Meine Schwester und ich haben gemeinsam eine Liegenschaft mit vier Mietwohnungen geerbt. Meine Schwester bewohnt eine der Wohnungen und bezahlt dafür einen marktüblichen Mietzins. Nun hat sie den nicht mehr benötigten Estrich, ohne mich zu fragen, umbauen lassen in ein Wohnzimmer. Sie hat den Umbau allein aus ihrem Privatvermögen finanziert. Sie ist der Meinung, dass sie für diesen Raum keinen Mietzins bezahlen muss. Ich bin damit nicht einverstanden. Da wir keine Lösung finden, möchte ich die langjährige Erbengemeinschaft auflösen.

Wie und wo müsste ich vorgehen? Der Erblasser wohnte in Luzern, die Immobilie befindet sich im Kanton Zürich, meine Schwester wohnt in Luzern, ich im Ausland.

H.E. in B.

Ich gehe zunächst kurz auf die Stellung der Erben innerhalb einer Erbengemeinschaft ein.

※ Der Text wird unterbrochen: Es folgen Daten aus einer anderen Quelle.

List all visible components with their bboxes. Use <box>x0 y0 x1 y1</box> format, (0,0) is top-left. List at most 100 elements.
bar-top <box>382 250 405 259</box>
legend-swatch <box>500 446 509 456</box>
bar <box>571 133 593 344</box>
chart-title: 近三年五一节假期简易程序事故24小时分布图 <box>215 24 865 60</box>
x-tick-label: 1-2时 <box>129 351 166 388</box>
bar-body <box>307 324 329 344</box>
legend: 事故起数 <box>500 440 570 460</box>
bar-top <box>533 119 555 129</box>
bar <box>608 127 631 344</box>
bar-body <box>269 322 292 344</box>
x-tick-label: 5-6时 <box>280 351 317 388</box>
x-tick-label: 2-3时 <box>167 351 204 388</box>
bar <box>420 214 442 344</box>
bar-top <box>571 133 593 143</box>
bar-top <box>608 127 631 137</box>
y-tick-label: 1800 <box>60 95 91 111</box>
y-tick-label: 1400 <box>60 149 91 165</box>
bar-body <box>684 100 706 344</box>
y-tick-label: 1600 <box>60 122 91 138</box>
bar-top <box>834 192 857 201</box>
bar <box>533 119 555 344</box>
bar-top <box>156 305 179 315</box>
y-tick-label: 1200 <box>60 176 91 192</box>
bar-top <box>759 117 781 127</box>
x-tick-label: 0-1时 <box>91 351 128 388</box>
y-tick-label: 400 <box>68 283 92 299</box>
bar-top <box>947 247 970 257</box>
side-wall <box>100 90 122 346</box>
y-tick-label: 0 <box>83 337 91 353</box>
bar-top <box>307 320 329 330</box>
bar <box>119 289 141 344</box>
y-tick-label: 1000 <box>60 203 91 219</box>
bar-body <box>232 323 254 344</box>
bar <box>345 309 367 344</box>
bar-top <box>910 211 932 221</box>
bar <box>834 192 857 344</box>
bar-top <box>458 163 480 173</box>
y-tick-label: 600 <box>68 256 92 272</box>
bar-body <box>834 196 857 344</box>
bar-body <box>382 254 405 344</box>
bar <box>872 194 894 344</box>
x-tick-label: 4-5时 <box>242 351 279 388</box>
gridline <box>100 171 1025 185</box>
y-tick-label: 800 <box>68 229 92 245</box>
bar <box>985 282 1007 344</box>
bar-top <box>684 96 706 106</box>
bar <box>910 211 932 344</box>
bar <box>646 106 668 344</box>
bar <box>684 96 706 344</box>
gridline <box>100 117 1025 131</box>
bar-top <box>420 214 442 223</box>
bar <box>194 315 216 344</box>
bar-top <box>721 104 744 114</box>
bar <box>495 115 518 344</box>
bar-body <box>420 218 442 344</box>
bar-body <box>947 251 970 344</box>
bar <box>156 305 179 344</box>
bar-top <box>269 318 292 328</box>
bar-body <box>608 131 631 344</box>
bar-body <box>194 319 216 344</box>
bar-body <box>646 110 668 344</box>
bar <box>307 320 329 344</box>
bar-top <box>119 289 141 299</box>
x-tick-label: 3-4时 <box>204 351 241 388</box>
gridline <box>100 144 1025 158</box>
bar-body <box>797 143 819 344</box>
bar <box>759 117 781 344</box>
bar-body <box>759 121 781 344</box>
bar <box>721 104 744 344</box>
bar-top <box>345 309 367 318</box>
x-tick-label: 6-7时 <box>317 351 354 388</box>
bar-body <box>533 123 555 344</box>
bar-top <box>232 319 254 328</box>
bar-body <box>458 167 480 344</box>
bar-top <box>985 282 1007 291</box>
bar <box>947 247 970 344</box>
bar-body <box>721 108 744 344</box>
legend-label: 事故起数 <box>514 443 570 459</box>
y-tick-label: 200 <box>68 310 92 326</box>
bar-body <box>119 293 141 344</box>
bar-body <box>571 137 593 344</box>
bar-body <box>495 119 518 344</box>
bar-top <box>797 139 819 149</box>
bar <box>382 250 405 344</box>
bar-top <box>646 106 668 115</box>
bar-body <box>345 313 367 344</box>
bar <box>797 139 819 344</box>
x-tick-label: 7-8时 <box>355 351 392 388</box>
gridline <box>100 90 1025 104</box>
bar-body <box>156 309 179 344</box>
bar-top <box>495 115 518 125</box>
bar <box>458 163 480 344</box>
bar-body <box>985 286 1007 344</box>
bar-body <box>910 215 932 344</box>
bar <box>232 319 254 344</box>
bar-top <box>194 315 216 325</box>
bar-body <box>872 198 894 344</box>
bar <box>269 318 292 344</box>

Erbengemeinschaft als Gesamteigentümerin der Erbschaftsgegenstände

Beerben mehrere Erben den Erblasser, so besteht unter ihnen, bis die Erbschaft geteilt wird, infolge des Erbganges eine Erbengemeinschaft. Aufgrund Ihrer Schilderung gehe ich davon aus, dass Sie und Ihre Schwester die einzigen Erben Ihres zweitversterbenden Elternteils sind. Demnach besteht unter Ihnen und Ihrer Schwester durch den Todesfall Ihres zweitversterbenden Elternteils eine Erbengemeinschaft. Als Erbengemeinschaft sind Sie und Ihre Schwester, solange der Nachlass nicht geteilt ist, Gesamteigentümer der Erbschaftsgegenstände und somit insbesondere auch Gesamteigentümer der Liegenschaft im Kanton Zürich.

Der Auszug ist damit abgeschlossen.